Thermally stimulated depolarization current (TSDC) of acceptor (Mg)‐doped BaTiO 3 ceramics was analyzed with different acceptor concentrations for coarse‐grained specimens with uniform grain sizes. In all specimens, the increase of the polarization temperature ( T P ) for a fixed condition of polarization field ( E P ) and polarization time ( t P ) increased TSDC peak associated with an oxygen vacancy ( V O •• ) relaxation. When the acceptor concentration is increased, both T P to generate same magnitude of TSDC and the relaxation temperature ( T m ) of the TSDC peak systematically decreased. On the other hand, the activation energy of the oxygen vacancy relaxation showed roughly constant values of ∼0.9 eV, irrespective of acceptor concentration. Such behavior can be explained by a decrease in the relaxation time constant (τ 0 ), which is in turn associated with the shape of oxygen vacancy profile in the specimen after polarization.
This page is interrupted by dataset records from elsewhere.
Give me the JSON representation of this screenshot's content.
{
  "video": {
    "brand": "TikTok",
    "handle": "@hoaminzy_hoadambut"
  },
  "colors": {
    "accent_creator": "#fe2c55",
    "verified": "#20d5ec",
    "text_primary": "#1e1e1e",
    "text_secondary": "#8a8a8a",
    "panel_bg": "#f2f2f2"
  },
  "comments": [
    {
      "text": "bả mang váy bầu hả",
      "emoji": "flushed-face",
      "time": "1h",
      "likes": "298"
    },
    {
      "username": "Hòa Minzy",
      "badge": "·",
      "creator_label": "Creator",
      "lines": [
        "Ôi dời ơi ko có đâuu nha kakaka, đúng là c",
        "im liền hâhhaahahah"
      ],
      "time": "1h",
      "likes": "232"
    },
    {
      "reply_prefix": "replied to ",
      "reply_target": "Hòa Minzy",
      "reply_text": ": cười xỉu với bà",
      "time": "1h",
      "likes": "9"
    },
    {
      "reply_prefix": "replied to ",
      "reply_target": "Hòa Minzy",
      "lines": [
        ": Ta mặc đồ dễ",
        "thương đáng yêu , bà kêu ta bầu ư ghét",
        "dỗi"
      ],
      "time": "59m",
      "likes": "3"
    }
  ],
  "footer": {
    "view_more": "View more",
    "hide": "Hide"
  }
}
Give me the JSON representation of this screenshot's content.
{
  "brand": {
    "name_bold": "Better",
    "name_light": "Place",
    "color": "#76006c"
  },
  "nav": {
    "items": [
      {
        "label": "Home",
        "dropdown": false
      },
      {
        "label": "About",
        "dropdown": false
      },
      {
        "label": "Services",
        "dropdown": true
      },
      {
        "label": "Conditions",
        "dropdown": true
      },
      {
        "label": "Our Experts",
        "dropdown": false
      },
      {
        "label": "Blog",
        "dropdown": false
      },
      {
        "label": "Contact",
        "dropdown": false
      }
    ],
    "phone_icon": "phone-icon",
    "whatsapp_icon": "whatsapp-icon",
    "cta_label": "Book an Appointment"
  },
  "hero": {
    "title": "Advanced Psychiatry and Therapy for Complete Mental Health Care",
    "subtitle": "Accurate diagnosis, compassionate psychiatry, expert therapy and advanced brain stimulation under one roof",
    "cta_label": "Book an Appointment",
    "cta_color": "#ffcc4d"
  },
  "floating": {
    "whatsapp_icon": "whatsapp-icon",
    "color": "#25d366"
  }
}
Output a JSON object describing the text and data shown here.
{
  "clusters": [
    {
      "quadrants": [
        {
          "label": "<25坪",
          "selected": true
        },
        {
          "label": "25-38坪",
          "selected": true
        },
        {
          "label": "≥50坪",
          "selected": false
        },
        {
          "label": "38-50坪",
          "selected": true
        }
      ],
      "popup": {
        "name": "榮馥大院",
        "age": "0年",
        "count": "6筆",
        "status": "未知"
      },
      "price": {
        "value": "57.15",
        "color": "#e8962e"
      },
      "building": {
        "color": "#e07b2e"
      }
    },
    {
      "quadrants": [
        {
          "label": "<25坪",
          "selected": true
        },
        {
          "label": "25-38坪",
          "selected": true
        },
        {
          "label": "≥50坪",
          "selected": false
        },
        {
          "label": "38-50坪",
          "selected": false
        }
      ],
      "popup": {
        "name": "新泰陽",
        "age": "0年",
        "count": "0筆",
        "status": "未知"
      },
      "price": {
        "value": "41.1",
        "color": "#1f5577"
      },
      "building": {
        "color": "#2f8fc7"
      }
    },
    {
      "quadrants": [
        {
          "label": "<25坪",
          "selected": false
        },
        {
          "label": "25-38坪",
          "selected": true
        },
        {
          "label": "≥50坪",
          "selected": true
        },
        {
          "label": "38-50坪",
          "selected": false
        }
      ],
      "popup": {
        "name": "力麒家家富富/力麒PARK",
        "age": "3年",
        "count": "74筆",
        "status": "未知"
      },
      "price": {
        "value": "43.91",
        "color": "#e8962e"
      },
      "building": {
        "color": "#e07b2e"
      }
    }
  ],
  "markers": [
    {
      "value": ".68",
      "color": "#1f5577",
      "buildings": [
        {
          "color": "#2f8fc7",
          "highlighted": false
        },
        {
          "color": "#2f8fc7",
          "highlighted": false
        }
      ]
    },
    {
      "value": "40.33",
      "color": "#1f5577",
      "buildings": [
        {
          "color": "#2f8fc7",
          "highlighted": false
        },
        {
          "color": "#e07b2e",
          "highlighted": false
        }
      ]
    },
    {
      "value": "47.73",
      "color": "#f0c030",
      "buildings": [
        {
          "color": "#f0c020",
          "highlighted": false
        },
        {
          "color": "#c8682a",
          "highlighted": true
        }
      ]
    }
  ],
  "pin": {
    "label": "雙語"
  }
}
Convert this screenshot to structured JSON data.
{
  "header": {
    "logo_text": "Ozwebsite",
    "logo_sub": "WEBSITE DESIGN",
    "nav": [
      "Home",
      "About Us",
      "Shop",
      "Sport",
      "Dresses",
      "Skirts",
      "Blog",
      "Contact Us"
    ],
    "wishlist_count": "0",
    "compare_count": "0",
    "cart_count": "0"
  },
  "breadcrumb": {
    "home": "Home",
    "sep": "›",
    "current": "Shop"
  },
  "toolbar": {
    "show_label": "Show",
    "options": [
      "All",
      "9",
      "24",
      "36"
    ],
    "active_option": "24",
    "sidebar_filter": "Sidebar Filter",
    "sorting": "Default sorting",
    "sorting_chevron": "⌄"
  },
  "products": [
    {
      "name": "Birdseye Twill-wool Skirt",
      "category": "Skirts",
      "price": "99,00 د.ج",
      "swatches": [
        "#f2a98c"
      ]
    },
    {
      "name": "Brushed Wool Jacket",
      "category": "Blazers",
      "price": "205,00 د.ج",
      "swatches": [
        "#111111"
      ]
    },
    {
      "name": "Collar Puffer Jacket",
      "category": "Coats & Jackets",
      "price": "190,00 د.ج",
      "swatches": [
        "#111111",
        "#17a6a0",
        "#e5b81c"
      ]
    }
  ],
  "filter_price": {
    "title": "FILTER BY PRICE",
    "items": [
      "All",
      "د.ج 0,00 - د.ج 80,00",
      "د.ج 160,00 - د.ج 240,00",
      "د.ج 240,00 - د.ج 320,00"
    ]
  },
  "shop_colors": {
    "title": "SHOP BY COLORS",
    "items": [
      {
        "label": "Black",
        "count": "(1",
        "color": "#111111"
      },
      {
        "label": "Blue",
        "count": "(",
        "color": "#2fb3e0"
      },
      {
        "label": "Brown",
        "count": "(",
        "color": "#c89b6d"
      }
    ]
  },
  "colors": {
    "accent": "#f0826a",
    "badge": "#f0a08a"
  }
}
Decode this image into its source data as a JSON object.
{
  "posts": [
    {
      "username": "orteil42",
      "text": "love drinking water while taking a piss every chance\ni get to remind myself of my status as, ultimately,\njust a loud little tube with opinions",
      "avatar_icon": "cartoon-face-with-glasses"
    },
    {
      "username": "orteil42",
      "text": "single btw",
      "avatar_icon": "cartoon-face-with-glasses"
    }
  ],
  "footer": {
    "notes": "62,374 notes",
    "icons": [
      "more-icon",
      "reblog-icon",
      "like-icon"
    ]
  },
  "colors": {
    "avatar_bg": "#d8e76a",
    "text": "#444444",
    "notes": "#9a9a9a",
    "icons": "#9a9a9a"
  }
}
The decrease of T P , T m , τ 0 , and the little change of activation energy from the TSDC data with the increase of acceptor concentration implies an increase in the oxygen vacancy concentration C ( V O •• ). The experimentally observed behavior of C ( V O •• ) vs acceptor concentration could be explained by the defect chemical model, and from these results, the acceptor ionization energy E A was estimated to be about 1.0 eV.